Rheumatol Int. 2020 Jul;40(7):1101-1109. doi: 10.1007/s00296-020-04512-9. Epub 2020 Feb 15.

Abstract

We aimed to identify predictors of inadequate response to glucocorticoid (GC) treatment in patients with polymyalgia rheumatica (PMR). We retrospectively studied 32 patients as a derivation cohort and 24 patients as a validation cohort. The patients were divided into two groups according to the response to GC treatment: GC-responders and GC-inadequate responders (GC-IRs). We compared laboratory data and bilateral shoulder ultrasound findings between the groups. Receiver operating characteristic (ROC) analysis was performed to determine the optimal cutoff value of candidate predictors of treatment response; the predictors were examined using multivariate logistic analysis. Gray-scale ultrasound findings of long head of the biceps (LHB) tenosynovitis and subacromial/subdeltoid (SAD) bursitis were scored semiquantitatively (0-3). A total gray-scale score (TGSS) was calculated as the sum of the gray-scale scores. In the derivation cohort, serum lactate dehydrogenase (LDH) levels and TGSS were significantly higher in GC-IRs than in GC-responders. On ROC analysis, the cutoff values of serum LDH levels ≥ 175 IU/ml and TGSS ≥ 5 were found to be the candidate predictors.

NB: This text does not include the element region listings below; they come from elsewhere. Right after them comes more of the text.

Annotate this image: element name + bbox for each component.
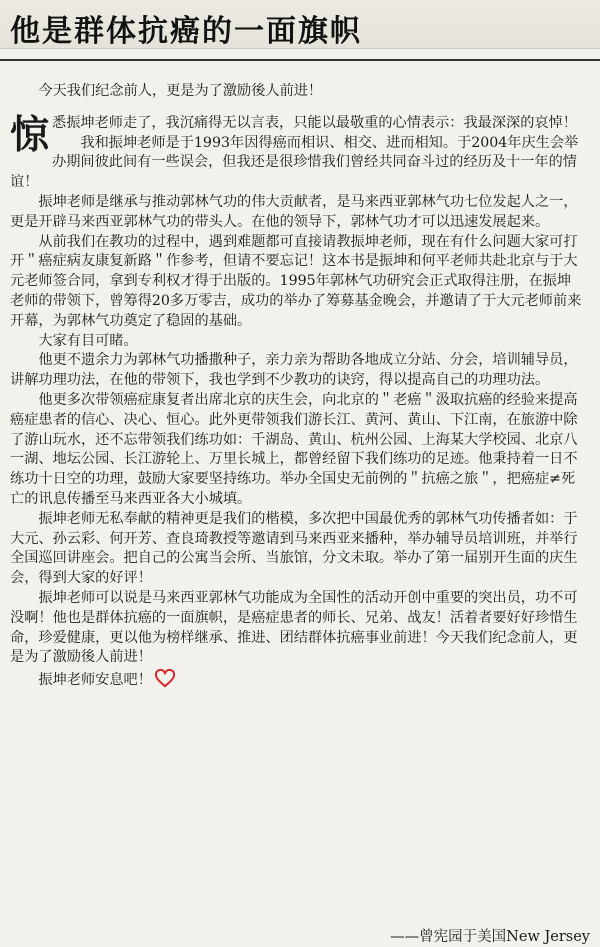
signature: ——曾宪园于美国New Jersey [390,929,590,945]
paragraph-7: 他更多次带领癌症康复者出席北京的庆生会，向北京的＂老癌＂汲取抗癌的经验来提高癌症患者的信心、决心、恒心。此外更带领我们游长江、黄河、黄山、下江南，在旅游中除了游山玩水，还不忘带领我们练功如：千湖岛、黄山、杭州公园、上海某大学校园、北京八一湖、地坛公园、长江游轮上、万里长城上，都曾经留下我们练功的足迹。他秉持着一日不练功十日空的功理，鼓励大家要坚持练功。举办全国史无前例的＂抗癌之旅＂，把癌症≠死亡的讯息传播至马来西亚各大小城填。 [10,391,578,507]
paragraph-10: 振坤老师安息吧！ [10,668,582,691]
drop-cap: 惊 [10,112,50,158]
paragraph-6: 他更不遗余力为郭林气功播撒种子，亲力亲为帮助各地成立分站、分会，培训辅导员，讲解功理功法，在他的带领下，我也学到不少教功的诀窍，得以提高自己的功理功法。 [10,352,578,389]
article-title: 他是群体抗癌的一面旗帜 [10,14,362,49]
heart-icon [154,668,176,688]
paragraph-4: 从前我们在教功的过程中，遇到难题都可直接请教振坤老师，现在有什么问题大家可打开＂癌症病友康复新路＂作参考，但请不要忘记！这本书是振坤和何平老师共赴北京与于大元老师签合同，拿到专利权才得于出版的。1995年郭林气功研究会正式取得注册，在振坤老师的带领下，曾筹得20多万零吉，成功的举办了筹募基金晚会，并邀请了于大元老师前来开幕，为郭林气功奠定了稳固的基础。 [10,233,582,329]
lead-line: 今天我们纪念前人，更是为了激励後人前进！ [38,83,323,99]
article-body [10,82,582,691]
paragraph-3: 振坤老师是继承与推动郭林气功的伟大贡献者，是马来西亚郭林气功七位发起人之一，更是开辟马来西亚郭林气功的带头人。在他的领导下，郭林气功才可以迅速发展起来。 [10,193,578,230]
paragraph-1: 惊悉振坤老师走了，我沉痛得无以言表，只能以最敬重的心情表示：我最深深的哀悼！ [10,112,577,158]
paragraph-8: 振坤老师无私奉献的精神更是我们的楷模，多次把中国最优秀的郭林气功传播者如：于大元、孙云彩、何开芳、查良琦教授等邀请到马来西亚来播种，举办辅导员培训班，并举行全国巡回讲座会。把自己的公寓当会所、当旅馆，分文未取。举办了第一届别开生面的庆生会，得到大家的好评！ [10,510,578,587]
title-band [0,0,600,49]
paragraph-2: 我和振坤老师是于1993年因得癌而相识、相交、进而相知。于2004年庆生会举办期间彼此间有一些误会，但我还是很珍惜我们曾经共同奋斗过的经历及十一年的情谊！ [10,134,579,191]
title-divider [0,59,600,61]
paragraph-9: 振坤老师可以说是马来西亚郭林气功能成为全国性的活动开创中重要的突出员，功不可没啊！他也是群体抗癌的一面旗帜，是癌症患者的师长、兄弟、战友！活着者要好好珍惜生命，珍爱健康，更以他为榜样继承、推进、团结群体抗癌事业前进！今天我们纪念前人，更是为了激励後人前进！ [10,589,578,666]
paragraph-5: 大家有目可睹。 [38,332,138,349]
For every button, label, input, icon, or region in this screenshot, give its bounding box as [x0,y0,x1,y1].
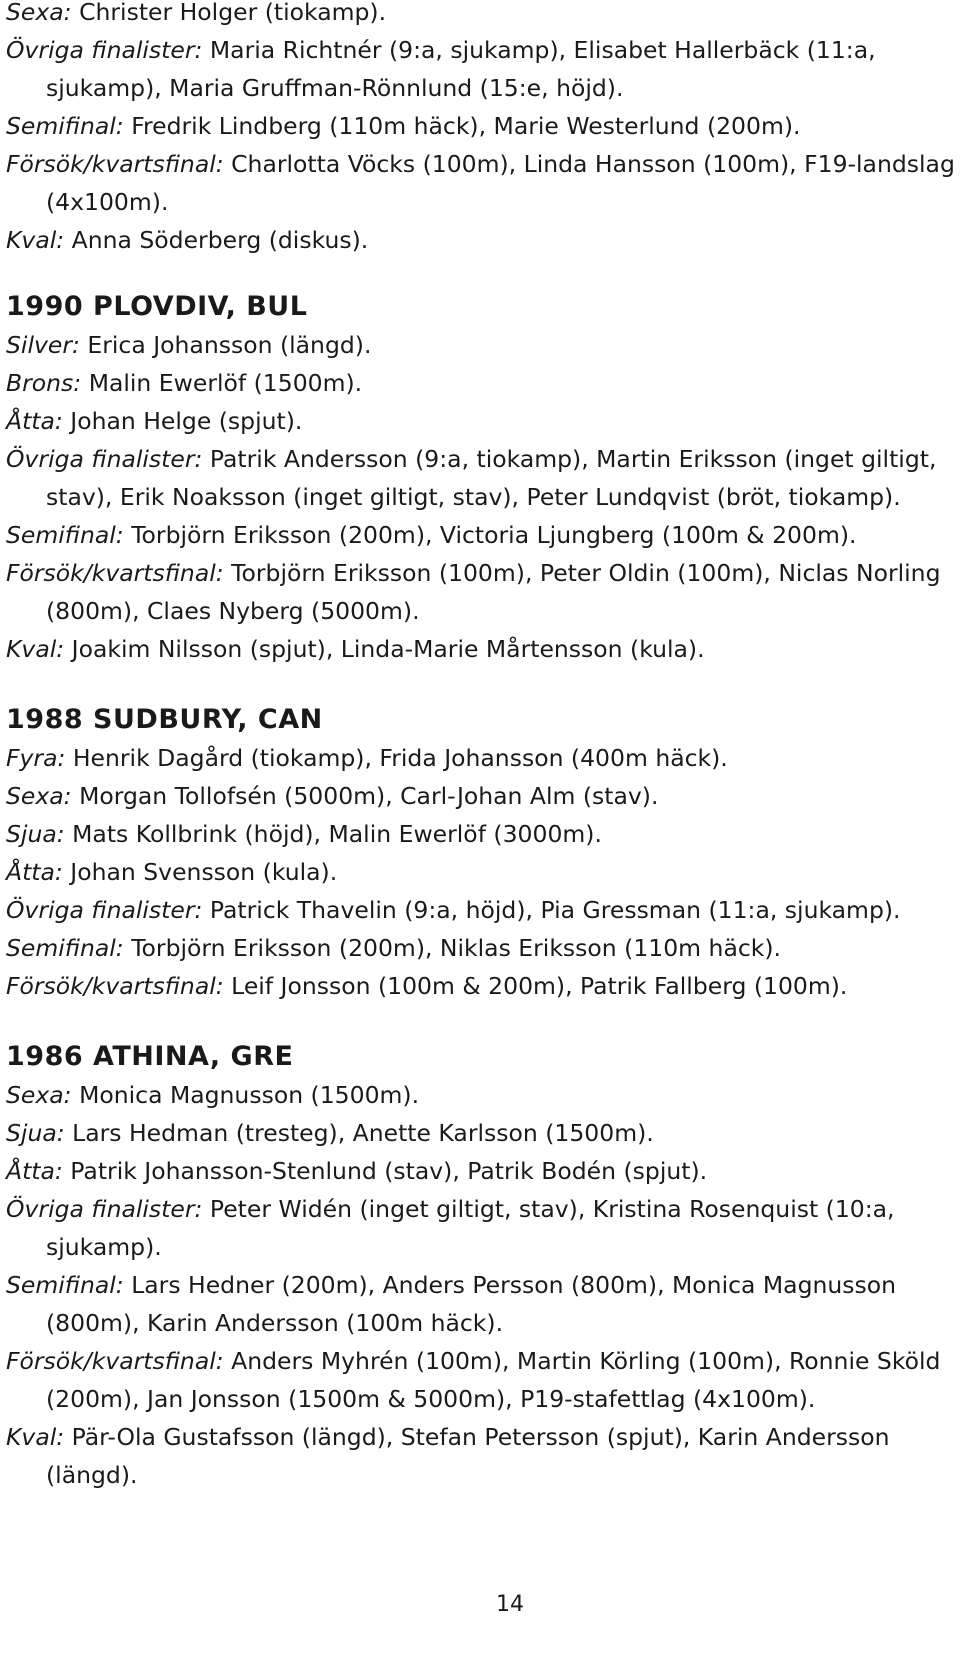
result-text: Mats Kollbrink (höjd), Malin Ewerlöf (3000m). [64,820,602,848]
result-entry [6,891,956,929]
result-text: Joakim Nilsson (spjut), Linda-Marie Mårtensson (kula). [64,635,705,663]
placing-label: Åtta: [6,1157,63,1185]
result-entry [6,777,956,815]
result-entry [6,31,956,107]
section-1986-athina [6,1038,956,1494]
result-text: Anders Myhrén (100m), Martin Körling (100m), Ronnie Sköld (200m), Jan Jonsson (1500m & 5000m), P19-stafettlag (4x100m). [46,1347,941,1413]
result-entry [6,402,956,440]
result-entry [6,967,956,1005]
result-text: Peter Widén (inget giltigt, stav), Kristina Rosenquist (10:a, sjukamp). [46,1195,895,1261]
result-entry [6,440,956,516]
result-text: Malin Ewerlöf (1500m). [81,369,363,397]
placing-label: Övriga finalister: [6,445,203,473]
section-1992-continued [6,0,956,259]
result-entry [6,853,956,891]
placing-label: Sexa: [6,1081,72,1109]
placing-label: Försök/kvartsfinal: [6,1347,224,1375]
result-entry [6,1152,956,1190]
placing-label: Sjua: [6,820,65,848]
placing-label: Åtta: [6,858,63,886]
result-entry [6,739,956,777]
result-text: Johan Svensson (kula). [62,858,338,886]
result-text: Patrik Andersson (9:a, tiokamp), Martin Eriksson (inget giltigt, stav), Erik Noaksson (inget giltigt, stav), Peter Lundqvist (bröt, tiokamp). [46,445,937,511]
result-entry [6,1114,956,1152]
result-text: Leif Jonsson (100m & 200m), Patrik Fallberg (100m). [223,972,848,1000]
section-1990-plovdiv [6,288,956,668]
document-page [6,0,956,1494]
result-text: Monica Magnusson (1500m). [71,1081,420,1109]
section-heading: 1986 ATHINA, GRE [6,1041,294,1072]
section-heading: 1988 SUDBURY, CAN [6,704,323,735]
result-entry [6,1342,956,1418]
result-entry [6,0,956,31]
placing-label: Kval: [6,226,65,254]
placing-label: Försök/kvartsfinal: [6,559,224,587]
result-text: Patrick Thavelin (9:a, höjd), Pia Gressman (11:a, sjukamp). [202,896,901,924]
result-entry [6,815,956,853]
placing-label: Kval: [6,1423,65,1451]
result-text: Charlotta Vöcks (100m), Linda Hansson (100m), F19-landslag (4x100m). [46,150,955,216]
result-entry [6,107,956,145]
result-text: Johan Helge (spjut). [62,407,303,435]
placing-label: Sjua: [6,1119,65,1147]
result-text: Pär-Ola Gustafsson (längd), Stefan Petersson (spjut), Karin Andersson (längd). [46,1423,890,1489]
placing-label: Semifinal: [6,112,124,140]
placing-label: Sexa: [6,0,72,26]
placing-label: Övriga finalister: [6,1195,203,1223]
result-text: Torbjörn Eriksson (200m), Niklas Eriksson (110m häck). [123,934,782,962]
result-text: Morgan Tollofsén (5000m), Carl-Johan Alm (stav). [71,782,659,810]
result-entry [6,221,956,259]
result-entry [6,145,956,221]
result-text: Henrik Dagård (tiokamp), Frida Johansson (400m häck). [65,744,728,772]
result-text: Anna Söderberg (diskus). [64,226,369,254]
placing-label: Övriga finalister: [6,36,203,64]
result-entry [6,630,956,668]
placing-label: Sexa: [6,782,72,810]
result-text: Lars Hedman (tresteg), Anette Karlsson (1500m). [64,1119,654,1147]
result-text: Patrik Johansson-Stenlund (stav), Patrik Bodén (spjut). [62,1157,708,1185]
placing-label: Brons: [6,369,82,397]
result-entry [6,554,956,630]
page-number: 14 [496,1592,524,1617]
result-text: Lars Hedner (200m), Anders Persson (800m), Monica Magnusson (800m), Karin Andersson (100m häck). [46,1271,897,1337]
placing-label: Silver: [6,331,80,359]
result-entry [6,1190,956,1266]
section-heading: 1990 PLOVDIV, BUL [6,291,308,322]
result-text: Torbjörn Eriksson (100m), Peter Oldin (100m), Niclas Norling (800m), Claes Nyberg (5000m). [46,559,941,625]
result-text: Maria Richtnér (9:a, sjukamp), Elisabet Hallerbäck (11:a, sjukamp), Maria Gruffman-Rönnlund (15:e, höjd). [46,36,876,102]
result-entry [6,1418,956,1494]
result-text: Christer Holger (tiokamp). [71,0,387,26]
placing-label: Fyra: [6,744,66,772]
placing-label: Åtta: [6,407,63,435]
result-text: Torbjörn Eriksson (200m), Victoria Ljungberg (100m & 200m). [123,521,857,549]
placing-label: Semifinal: [6,1271,124,1299]
result-text: Erica Johansson (längd). [79,331,372,359]
placing-label: Kval: [6,635,65,663]
placing-label: Försök/kvartsfinal: [6,972,224,1000]
result-entry [6,516,956,554]
placing-label: Semifinal: [6,934,124,962]
section-1988-sudbury [6,701,956,1005]
result-entry [6,326,956,364]
result-entry [6,1076,956,1114]
placing-label: Semifinal: [6,521,124,549]
placing-label: Övriga finalister: [6,896,203,924]
result-entry [6,364,956,402]
placing-label: Försök/kvartsfinal: [6,150,224,178]
result-text: Fredrik Lindberg (110m häck), Marie Westerlund (200m). [123,112,801,140]
result-entry [6,929,956,967]
result-entry [6,1266,956,1342]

Multivariate logistic analysis revealed an independent association of both the predictors with inadequate response to GC treatment. In the validation cohort, patients with one or both predictors exhibited a higher incidence of inadequate response to GC treatment. These findings indicate that the severities of LHB tenosynovitis and SAD bursitis evaluated using ultrasound and serum LDH levels are independent predictors of inadequate response to GC treatment in patients with PMR. Treatment adjustment based on prediction model may allow precise treatment of patients with PMR.

摘要

我们旨在确定巨细胞动脉炎(PMR)患者对糖皮质激素(GC)治疗反应不足的预测因素。我们回顾性研究了 32 例患者作为推导队列和 24 例患者作为验证队列。根据 GC 治疗的反应将患者分为两组:GC 反应者和 GC 反应不足者(GC-IR)。我们比较了两组之间的实验室数据和双侧肩部超声检查结果。进行受试者工作特征(ROC)分析以确定治疗反应的候选预测因素的最佳截断值;使用多变量逻辑分析检查预测因素。肱二头肌长头腱鞘炎和肩峰下/三角肌下(SAD)囊炎的灰阶超声表现进行半定量评分(0-3)。总灰阶评分(TGSS)为灰阶评分的总和。在推导队列中,GC-IR 患者的血清乳酸脱氢酶(LDH)水平和 TGSS 明显高于 GC 反应者。在 ROC 分析中,发现血清 LDH 水平≥175 IU/ml 和 TGSS≥5 的截断值是候选预测因素。多变量逻辑分析显示,两种预测因素均与 GC 治疗反应不足独立相关。在验证队列中,具有一个或两个预测因素的患者对 GC 治疗的反应不足发生率更高。这些发现表明,超声和血清 LDH 水平评估的肱二头肌长头腱鞘炎和 SAD 囊炎的严重程度是 PMR 患者对 GC 治疗反应不足的独立预测因素。基于预测模型的治疗调整可能允许对 PMR 患者进行精确治疗。